The constraints of AI tools open opportunities for human imagination to sift through inadequate outputs and construct a final product of high-quality content. For example, rather than eliminating jobs across the marketing and advertising landscape, chat-based AI tools provide the perfect starting point for potential headlines, scripts, blog posts, and creative storylines. At the same time, image and video-based AI tools can provide storyboards and quick visualizations for clients looking to generate gripping graphics. For instance, developing multiple unique variations of powerful copy factoring in the specific sale, time of year, character constraints, and advertising channel for a new product that a client wants to promote to prospective shoppers can be arduous. Additionally, as advertisers’ workloads increase in parallel to the expanding variety of promotions distributed, AI tools are a handy instrument to automate creativity.

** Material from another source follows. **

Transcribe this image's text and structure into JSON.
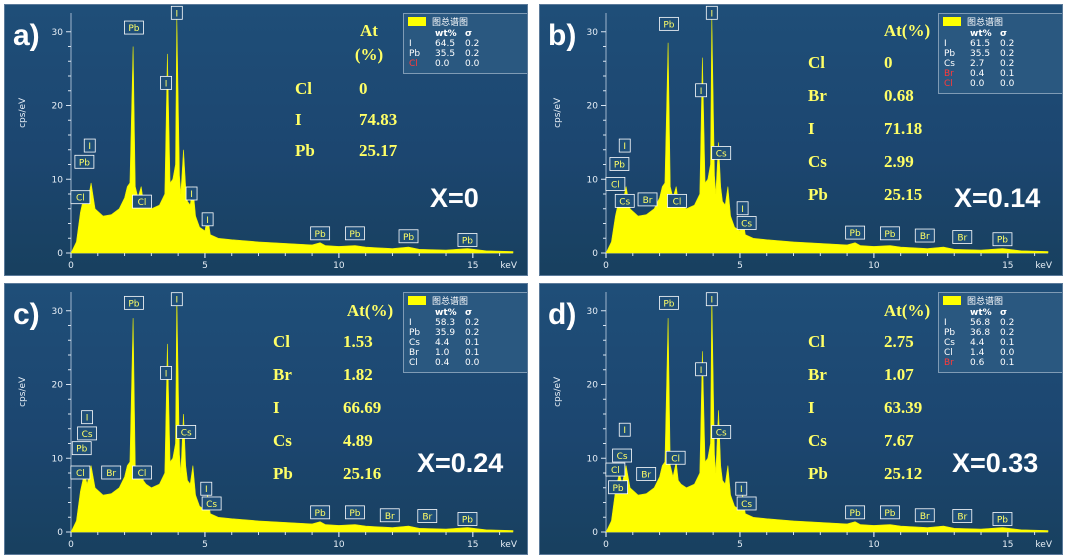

The AI revolution allows marketers to develop a myriad of new skills with assistance from swiftly maturing AI ecosystems. As a result, AI provides a level playing field for modern marketers (ex: minimizing the impact of a language barrier), as only those who effectively employ AI will gain an advantage over their competitors. However, Marketers who refuse to utilize AI — those who refuse to change how they work because “That’s how we have always done it” — are in imminent danger. AI might not take YOUR job, but those who utilize it more effectively than you will. Before Blockbuster’s ultimate demise, it dismissed an early investment opportunity in Netflix, thinking its business was unassailable. Failure and unwillingness to innovate have repeatedly proven to be the knockout punch for many once-successful companies and their leaders.

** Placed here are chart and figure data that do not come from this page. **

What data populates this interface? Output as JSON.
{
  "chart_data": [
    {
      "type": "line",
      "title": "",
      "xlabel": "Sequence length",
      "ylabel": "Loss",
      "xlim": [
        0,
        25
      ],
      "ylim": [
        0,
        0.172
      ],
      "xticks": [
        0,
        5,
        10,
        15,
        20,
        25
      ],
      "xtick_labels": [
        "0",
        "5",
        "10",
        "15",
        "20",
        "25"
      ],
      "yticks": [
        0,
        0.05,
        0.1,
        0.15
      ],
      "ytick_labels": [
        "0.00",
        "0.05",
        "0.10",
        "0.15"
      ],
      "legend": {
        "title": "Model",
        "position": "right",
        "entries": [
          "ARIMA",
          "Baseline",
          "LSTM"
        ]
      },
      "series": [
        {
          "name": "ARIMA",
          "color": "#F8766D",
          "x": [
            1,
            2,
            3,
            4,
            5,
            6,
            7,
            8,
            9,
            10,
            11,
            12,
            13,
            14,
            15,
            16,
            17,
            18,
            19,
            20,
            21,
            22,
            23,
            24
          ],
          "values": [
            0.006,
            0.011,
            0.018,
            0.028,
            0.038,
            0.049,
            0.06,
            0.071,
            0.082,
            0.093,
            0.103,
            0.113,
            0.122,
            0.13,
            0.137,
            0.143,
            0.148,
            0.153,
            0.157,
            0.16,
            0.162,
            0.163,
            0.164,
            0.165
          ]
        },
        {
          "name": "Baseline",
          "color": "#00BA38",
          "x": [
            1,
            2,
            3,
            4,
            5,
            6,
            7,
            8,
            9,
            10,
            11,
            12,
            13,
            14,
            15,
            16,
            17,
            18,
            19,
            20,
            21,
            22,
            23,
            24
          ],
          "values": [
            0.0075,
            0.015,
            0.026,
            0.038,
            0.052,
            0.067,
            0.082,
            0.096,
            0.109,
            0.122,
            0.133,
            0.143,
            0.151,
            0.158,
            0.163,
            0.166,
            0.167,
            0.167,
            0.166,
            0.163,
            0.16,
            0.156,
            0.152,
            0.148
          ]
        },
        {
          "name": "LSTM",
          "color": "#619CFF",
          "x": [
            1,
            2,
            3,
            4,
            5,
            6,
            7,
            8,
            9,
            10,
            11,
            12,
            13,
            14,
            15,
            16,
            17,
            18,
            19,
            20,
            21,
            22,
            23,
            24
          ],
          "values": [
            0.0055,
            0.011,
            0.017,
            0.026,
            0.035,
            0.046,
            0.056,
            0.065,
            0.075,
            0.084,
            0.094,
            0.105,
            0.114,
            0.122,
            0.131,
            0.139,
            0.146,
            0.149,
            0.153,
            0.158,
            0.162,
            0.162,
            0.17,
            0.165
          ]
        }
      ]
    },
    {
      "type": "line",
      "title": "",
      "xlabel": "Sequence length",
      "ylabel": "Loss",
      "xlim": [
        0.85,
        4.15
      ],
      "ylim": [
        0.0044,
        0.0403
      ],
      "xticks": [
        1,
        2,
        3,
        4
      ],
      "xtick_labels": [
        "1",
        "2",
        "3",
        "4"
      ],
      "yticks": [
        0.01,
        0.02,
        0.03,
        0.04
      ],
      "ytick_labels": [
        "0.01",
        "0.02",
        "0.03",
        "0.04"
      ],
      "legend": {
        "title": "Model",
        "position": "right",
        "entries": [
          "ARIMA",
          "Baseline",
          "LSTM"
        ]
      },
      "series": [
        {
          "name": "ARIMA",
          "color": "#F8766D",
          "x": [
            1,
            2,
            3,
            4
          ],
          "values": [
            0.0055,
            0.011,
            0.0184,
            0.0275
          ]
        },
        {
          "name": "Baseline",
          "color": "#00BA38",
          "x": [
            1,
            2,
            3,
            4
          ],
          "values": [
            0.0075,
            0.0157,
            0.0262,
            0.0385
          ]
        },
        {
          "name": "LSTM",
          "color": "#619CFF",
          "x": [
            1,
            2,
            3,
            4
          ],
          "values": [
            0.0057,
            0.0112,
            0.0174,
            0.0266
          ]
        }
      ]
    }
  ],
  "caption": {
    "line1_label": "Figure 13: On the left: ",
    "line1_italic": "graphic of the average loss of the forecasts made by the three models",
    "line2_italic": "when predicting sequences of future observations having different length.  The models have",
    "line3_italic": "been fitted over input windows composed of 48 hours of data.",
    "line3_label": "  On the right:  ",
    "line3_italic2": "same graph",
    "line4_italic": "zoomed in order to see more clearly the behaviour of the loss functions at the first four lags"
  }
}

While the explosion of AI-based tools has made it increasingly difficult to ignore, the refusal to adopt these impactful tools within a quick enough timeline may prove fatal to the dreams of many businesses and employees. The AI expert and co-founder of Google Brain, Andrew Ng, stated, “Artificial intelligence is the new electricity.” Whether you’re a copywriter, graphic designer, or someone who writes a lot of emails, it’s crucial to incorporate AI into your daily habits before you fall behind.